Le « dû », quèsaco ?

C’est objectif

Un dû est défini par « ce qu’on doit à quelqu’un, ce dont quelqu’un est tenu de s’acquitter, ce qu’une personne est en droit de réclamer ».

→ C’est légitime. Dans le domaine du travail, c’est ce qu’un salarié peut réclamer à son employeur dans le cadre d’obligations régies par le Code du travail et la Convention collective de la pharmacie d’officine.
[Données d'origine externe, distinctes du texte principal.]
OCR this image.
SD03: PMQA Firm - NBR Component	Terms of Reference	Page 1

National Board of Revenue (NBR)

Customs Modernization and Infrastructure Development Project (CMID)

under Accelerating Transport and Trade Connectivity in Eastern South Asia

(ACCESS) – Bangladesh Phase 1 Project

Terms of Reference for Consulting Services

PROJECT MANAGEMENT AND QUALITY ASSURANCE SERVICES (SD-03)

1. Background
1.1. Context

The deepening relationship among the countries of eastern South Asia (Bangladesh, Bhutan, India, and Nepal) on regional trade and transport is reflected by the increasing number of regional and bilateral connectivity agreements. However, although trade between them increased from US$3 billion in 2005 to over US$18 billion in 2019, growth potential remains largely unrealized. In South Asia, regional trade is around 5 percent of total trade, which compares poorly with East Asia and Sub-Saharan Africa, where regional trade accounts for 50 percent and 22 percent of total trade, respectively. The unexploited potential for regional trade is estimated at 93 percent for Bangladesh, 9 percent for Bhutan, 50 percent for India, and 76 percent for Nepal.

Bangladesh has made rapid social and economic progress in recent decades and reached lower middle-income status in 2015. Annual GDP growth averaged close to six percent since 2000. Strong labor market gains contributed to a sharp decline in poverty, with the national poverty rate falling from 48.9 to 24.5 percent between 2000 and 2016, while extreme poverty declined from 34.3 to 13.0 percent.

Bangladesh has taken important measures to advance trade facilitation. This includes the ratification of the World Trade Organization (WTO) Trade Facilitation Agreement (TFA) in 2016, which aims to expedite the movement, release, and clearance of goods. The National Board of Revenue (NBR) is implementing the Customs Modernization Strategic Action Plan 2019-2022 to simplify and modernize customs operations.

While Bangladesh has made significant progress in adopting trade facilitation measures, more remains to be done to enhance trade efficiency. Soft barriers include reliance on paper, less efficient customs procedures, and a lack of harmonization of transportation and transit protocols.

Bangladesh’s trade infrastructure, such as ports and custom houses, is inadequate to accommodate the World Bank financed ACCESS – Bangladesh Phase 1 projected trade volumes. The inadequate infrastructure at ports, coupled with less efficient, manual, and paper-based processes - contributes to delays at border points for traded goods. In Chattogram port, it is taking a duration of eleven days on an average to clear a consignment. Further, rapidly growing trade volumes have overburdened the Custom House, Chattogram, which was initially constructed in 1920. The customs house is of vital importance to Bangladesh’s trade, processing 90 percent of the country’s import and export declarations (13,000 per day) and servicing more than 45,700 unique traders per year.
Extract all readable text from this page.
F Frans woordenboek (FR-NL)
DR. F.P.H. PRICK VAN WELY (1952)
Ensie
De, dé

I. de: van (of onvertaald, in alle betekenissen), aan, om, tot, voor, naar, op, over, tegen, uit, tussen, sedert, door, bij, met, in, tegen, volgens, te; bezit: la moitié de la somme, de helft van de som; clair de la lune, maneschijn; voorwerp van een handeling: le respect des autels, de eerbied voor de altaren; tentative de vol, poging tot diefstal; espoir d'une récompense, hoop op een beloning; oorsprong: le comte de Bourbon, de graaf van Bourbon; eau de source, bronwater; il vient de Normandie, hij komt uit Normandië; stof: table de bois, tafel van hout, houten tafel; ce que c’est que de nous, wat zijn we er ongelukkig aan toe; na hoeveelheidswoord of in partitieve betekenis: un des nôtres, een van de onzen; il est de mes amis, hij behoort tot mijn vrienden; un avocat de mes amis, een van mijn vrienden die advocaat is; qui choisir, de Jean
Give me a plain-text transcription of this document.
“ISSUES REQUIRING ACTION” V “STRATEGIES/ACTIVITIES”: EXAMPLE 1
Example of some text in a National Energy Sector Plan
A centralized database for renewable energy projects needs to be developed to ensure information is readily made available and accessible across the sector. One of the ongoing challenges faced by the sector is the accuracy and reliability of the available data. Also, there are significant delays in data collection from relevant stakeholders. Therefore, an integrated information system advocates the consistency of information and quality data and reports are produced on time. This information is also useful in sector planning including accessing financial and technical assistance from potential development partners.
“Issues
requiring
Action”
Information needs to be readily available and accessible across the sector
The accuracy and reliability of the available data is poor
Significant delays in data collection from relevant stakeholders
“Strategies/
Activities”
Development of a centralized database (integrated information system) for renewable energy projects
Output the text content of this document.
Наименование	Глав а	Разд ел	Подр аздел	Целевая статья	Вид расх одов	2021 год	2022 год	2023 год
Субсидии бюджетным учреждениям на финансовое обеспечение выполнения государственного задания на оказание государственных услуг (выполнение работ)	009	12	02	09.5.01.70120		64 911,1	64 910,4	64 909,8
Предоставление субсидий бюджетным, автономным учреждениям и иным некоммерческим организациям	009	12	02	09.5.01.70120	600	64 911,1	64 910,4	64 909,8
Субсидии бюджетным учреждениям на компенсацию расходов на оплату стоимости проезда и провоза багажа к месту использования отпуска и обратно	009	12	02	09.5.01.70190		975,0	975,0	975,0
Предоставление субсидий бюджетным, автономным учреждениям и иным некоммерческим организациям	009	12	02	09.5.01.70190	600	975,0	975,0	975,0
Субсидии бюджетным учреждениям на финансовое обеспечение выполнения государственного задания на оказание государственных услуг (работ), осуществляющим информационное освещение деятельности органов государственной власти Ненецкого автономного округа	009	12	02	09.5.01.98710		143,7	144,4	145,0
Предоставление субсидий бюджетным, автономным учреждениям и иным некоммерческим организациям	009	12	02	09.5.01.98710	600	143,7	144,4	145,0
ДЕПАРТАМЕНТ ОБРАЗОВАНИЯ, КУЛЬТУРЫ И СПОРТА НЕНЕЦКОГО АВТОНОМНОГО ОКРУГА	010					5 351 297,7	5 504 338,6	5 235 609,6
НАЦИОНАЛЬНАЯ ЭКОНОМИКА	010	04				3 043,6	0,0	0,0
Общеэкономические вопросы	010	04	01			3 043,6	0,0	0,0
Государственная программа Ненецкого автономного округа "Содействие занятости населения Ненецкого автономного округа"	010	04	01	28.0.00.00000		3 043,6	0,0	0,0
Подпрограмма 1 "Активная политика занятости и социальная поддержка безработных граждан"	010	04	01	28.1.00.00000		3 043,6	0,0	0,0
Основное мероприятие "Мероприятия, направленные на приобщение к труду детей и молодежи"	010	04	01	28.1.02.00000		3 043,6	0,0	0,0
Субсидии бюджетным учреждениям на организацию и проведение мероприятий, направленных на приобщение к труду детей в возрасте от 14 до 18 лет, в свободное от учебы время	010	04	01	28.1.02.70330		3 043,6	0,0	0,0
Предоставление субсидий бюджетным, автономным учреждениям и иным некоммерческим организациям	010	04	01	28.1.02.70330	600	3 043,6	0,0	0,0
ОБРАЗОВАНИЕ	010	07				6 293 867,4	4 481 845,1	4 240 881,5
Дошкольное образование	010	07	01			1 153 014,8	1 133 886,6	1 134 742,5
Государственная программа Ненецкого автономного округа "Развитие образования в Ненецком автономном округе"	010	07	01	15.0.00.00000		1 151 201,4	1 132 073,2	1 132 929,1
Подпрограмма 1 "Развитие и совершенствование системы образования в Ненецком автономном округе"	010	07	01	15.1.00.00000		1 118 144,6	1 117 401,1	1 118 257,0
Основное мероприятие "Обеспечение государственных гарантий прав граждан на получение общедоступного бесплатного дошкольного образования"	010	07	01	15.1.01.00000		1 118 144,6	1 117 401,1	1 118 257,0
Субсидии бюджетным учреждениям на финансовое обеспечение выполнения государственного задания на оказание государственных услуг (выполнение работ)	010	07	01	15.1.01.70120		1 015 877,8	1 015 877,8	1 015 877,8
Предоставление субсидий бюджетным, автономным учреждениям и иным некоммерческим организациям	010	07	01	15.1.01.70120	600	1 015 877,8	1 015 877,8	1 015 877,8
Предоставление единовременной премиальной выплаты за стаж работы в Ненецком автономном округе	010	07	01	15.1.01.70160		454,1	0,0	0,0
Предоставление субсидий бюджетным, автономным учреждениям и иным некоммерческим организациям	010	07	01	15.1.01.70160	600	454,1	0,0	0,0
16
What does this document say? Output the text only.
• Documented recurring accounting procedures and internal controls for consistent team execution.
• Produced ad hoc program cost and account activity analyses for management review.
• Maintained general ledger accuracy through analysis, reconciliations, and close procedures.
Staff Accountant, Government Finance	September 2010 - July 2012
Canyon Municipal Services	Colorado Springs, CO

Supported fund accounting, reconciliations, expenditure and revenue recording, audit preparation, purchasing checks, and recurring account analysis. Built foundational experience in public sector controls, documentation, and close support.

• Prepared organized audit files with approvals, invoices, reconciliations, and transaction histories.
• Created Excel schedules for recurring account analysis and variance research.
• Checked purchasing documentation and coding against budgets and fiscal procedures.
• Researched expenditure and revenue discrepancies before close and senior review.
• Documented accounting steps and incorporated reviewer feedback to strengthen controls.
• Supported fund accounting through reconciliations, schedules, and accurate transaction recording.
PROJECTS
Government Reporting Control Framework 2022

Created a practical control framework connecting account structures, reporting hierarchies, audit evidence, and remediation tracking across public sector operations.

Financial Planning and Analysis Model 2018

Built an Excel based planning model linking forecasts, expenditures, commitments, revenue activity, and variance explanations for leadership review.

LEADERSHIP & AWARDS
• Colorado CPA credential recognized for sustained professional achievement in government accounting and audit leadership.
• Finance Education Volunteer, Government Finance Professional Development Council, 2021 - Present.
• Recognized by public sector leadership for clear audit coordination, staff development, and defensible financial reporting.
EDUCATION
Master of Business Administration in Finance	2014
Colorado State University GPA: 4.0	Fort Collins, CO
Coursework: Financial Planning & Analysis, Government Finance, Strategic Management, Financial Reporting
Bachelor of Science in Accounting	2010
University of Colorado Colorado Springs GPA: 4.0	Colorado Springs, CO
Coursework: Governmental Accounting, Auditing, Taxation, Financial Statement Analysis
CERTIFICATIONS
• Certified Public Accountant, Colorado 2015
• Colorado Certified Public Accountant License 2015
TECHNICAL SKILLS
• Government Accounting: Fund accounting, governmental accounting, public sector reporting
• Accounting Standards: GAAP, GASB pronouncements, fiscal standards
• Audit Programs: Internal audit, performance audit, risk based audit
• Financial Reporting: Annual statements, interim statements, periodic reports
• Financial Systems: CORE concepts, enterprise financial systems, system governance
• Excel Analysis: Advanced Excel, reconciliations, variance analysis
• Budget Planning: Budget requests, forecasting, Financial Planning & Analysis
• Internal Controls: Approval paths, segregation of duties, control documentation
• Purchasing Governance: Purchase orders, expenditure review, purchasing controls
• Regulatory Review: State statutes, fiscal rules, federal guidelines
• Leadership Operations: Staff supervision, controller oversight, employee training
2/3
→ Ce n’est pas subjectif. Ce n’est ni un souhait, ni un arrangement. Il diffère de toutes les situations non supportées par un cadre légal. Partir plus tôt n’est pas un dû…

De nombreux cas

Voilà quelques exemples de situations où réclamer son dû s’impose : un ou plusieurs jours de congé oubliés sur la dernière fiche de paie, une prime d’ancienneté qui semble avoir disparu cette année, la prime de blouse non versée, un coefficient qui ne correspond pas à vos années de pratique…

Oubli involontaire ou pas

L’employeur est tenu d’appliquer les dispositions de la convention collective. En général, il le fait pour le bon fonctionnement de son entreprise, mais parfois, le dispositif s’enraye. En cause ? Un « oubli », une méconnaissance des textes et de la législation, une négligence… Peu importe la cause, vous devez agir au risque de vous sentir frustré ou de ruminer, ce qui n’est pas souhaitable.

J’ai peur de réclamer

Un adulte est parfois bloqué à l’idée de demander quelque chose. Il juge cette démarche difficile, gênante, parfois effrayante, au point de préférer renoncer.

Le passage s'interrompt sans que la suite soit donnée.